You don't think it would been on the "Air" and "Live" ?? if someone wanted to break a record by skydiving in the 40s?
Lol...just LOL
Are you still drunk? even considering posting a thread like this??
You are entitled to your "theory" "opinion" or whatever... but this is just silly..
edit on 15-10-2012 by AldrinAlden because: ***
Main article: Project Excelsior
Captain Kittinger was next assigned to the Aerospace Medical Research Laboratories at Wright-Patterson AFB in Dayton, Ohio. For Project Excelsior (meaning "ever upward"), a name given to the project by Colonel Stapp as part of research into high altitude bailouts,[citation needed] he made a series of three extreme altitude parachute jumps from an open gondola carried aloft by large helium balloons. These jumps were made in a "rocking-chair" position, descending on his back, rather than in the usual face-down position familiar to skydivers.
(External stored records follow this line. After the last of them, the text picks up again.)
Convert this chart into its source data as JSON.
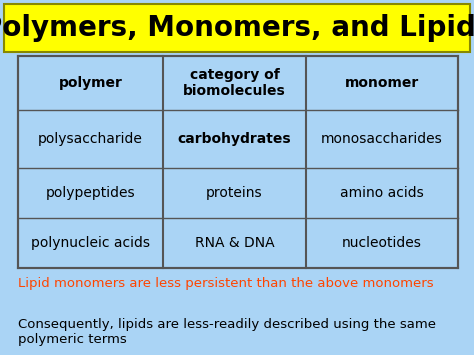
{
  "title": "Polymers, Monomers, and Lipids",
  "title_bg": "#ffff00",
  "title_color": "#000000",
  "title_fontsize": 20,
  "bg_color": "#aad4f5",
  "table_bg": "#aad4f5",
  "table_border_color": "#555555",
  "headers": [
    "polymer",
    "category of\nbiomolecules",
    "monomer"
  ],
  "rows": [
    [
      "polysaccharide",
      "carbohydrates",
      "monosaccharides"
    ],
    [
      "polypeptides",
      "proteins",
      "amino acids"
    ],
    [
      "polynucleic acids",
      "RNA & DNA",
      "nucleotides"
    ]
  ],
  "header_fontsize": 10,
  "cell_fontsize": 10,
  "note1": "Lipid monomers are less persistent than the above monomers",
  "note1_color": "#ff4500",
  "note2": "Consequently, lipids are less-readily described using the same\npolymeric terms",
  "note2_color": "#000000",
  "note_fontsize": 9.5
}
This was because he was wearing a 60 lb (27 kg) "kit" on his behind, and his pressure suit naturally formed a sitting shape when it was inflated, a shape appropriate for sitting in an airplane cockpit.[citation needed]
Kittinger's first high-altitude jump, from about 76,400 feet (23,300 m) on November 16, 1959, was a near-disaster when an equipment malfunction caused him to lose consciousness.[2] The automatic parachute opener in his equipment saved his life. He went into a flat spin at a rotational velocity of about 120 rpm. The g-forces at his extremities have been calculated to be over 22 times the force of gravity, setting another record.
Excelsior II : On December 11, 1959, he jumped again from about 74,700 feet (22,800 m). For that leap, Kittinger was awarded the A. Leo Stevens Parachute Medal.